Nonthermal inactivation of norovirus surrogates on blueberries using atmospheric cold plasma

Authors: Lacombe, Alison; Niemira, Brendan; Gurtler, Joshua; Sites, Joseph; Boyd, Glenn; Kingsley, David; LI, XINHUI - University Of Delaware; CHEN, HAIQIANG - University Of Delaware

Submitted to: Food Microbiology
Publication Type: Peer Reviewed Journal
Publication Acceptance Date: 10/13/2016
Publication Date: 5/3/2017
Citation: Lacombe, A.C., Niemira, B.A., Gurtler, J., Sites, J.E., Boyd, G., Kingsley, D.H., Li, X., Chen, H. 2017. Nonthermal inactivation of norovirus surrogates on blueberries using atmospheric cold plasma. Food Microbiology. 63:1-5.
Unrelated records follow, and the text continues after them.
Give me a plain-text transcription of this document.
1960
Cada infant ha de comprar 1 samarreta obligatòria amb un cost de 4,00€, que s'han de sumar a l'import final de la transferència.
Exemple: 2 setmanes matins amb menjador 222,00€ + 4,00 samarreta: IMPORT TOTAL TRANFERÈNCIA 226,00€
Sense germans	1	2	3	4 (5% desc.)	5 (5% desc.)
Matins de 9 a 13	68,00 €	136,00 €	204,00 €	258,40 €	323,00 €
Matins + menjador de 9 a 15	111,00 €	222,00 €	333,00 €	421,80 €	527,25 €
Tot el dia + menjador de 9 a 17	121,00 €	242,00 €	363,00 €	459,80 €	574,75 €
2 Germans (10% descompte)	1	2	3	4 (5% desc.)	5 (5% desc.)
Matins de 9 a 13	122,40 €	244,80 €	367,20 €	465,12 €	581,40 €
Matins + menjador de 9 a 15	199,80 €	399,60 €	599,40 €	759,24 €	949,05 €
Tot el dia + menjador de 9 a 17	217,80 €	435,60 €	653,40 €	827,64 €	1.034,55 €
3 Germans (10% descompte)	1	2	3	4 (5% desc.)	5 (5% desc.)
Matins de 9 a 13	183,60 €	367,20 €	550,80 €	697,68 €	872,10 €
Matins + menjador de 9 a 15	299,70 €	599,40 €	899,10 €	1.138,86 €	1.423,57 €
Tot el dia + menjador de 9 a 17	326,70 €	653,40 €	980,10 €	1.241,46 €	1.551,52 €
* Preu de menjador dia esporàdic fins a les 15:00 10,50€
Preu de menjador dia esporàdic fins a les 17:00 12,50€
Interpretive Summary: Viruses, including human norovirus, are currently the leading cause of foodborne outbreaks, most of which are associated with foods consumed raw. Because human norovirus cannot be cultured in a laboratory, non-pathogenic surrogate viruses are often used for evaluating sanitizing technologies. Cold plasma (a form of highly reactive, energized gas) is an emerging novel nonthermal technology that can be used for surface decontamination of foods. This study investigated cold plasma for the inactivation of two surrogates for human norovirus: Tulane virus and murine norovirus. Blueberries (5g) were weighed into sterile glass jars and inoculated with either Tulane virus or murine norovirus. Samples were treated with atmospheric cold plasma for 0, 15, 30, 45, and 60 seconds. The berries were 7.5 cm from the cold plasma emitter. Temperature readings were taken with an infrared camera prior to and immediately following cold plasma treatments. In order to establish the impact of air flow during cold plasma treatment, an additional jet of room temperature air was introduced from a separate nozzle. The experiment was repeated with 90 and 120 seconds as additional treatment time points. The addition of ambient air ensured that heating was not a factor in the inactivation of virus. The amount of Tulane virus or murine norovirus on the berries was measured immediately after each treatment, using cultured cells appropriate for each surrogate. The minimum effective treatment for Tulane virus was 45 seconds, with a 96% reduction compared to the untreated control. The maximum reduction for Tulane virus was 99.97%, after a treatment of 120 seconds. Murine norovirus showed a statistically significant reduction of 68% after only 15 seconds, with maximal reduction of >99.999% after 90 seconds of treatment. These results demonstrate that cold plasma can inactivate viruses without heat as a mechanism, and is therefore a nonthermal process. With further optimization, cold plasma may be used by food processors as a new tool to improve food safety.

Technical Abstract: Viruses are currently the leading cause of foodborne outbreaks, most of which are associated with foods consumed raw. Cold plasma (CP) is an emerging novel nonthermal technology that can be used to surface decontaminate foods. This study investigated CP technology for the nonthermal inactivation of human norovirus surrogates, Tulane virus (TV) and murine norovirus (MNV), on the surface of blueberries. Blueberries (5g) were weighed into sterile 4 oz. glass jars and inoculated with TV, 5 log PFU/g. Samples were treated with atmospheric CP for 0, 15, 30, 45, and 60s at a working distance of 7.5 cm with 4 cubic feet/minute (cfm) of CP jet. Temperature readings were taken with an infrared camera prior to and immediately following CP treatments. In order to establish the impact of air flow during CP treatment (4 cfm), an additional 7 cfm jet of room temperature air was introduced from a separate nozzle. The experiment was repeated with 90 and 120 seconds as additional treatment time points. Viral titers were measured immediately after each treatment with a plaque assay using LLC-MK2 cells (TV) or Raw 264.7 cells (MNV). TV was significantly reduced 1.5 PFU/g compared to the control after treatment time of 45s, which was achieved regardless of temperature conditions. With the addition of 7 cfm of ambient air, the maximum log reduction for TV was 3.5 log PFU/g after 120s of treatment. MNV was significantly reduced by 0.5 log PFU/g compared to the control at 15s, and further treatment of MNV with ambient air brought the log reduction to greater than 5 log PFU/g at 90 s of treatment (Fig 3). These results demonstrate that CP viral inactivation does not rely on thermal inactivation, and is therefore nonthermal in nature. With further optimization, CP may be used by food processors as a means of nonthermal inactivation of foodborne viruses.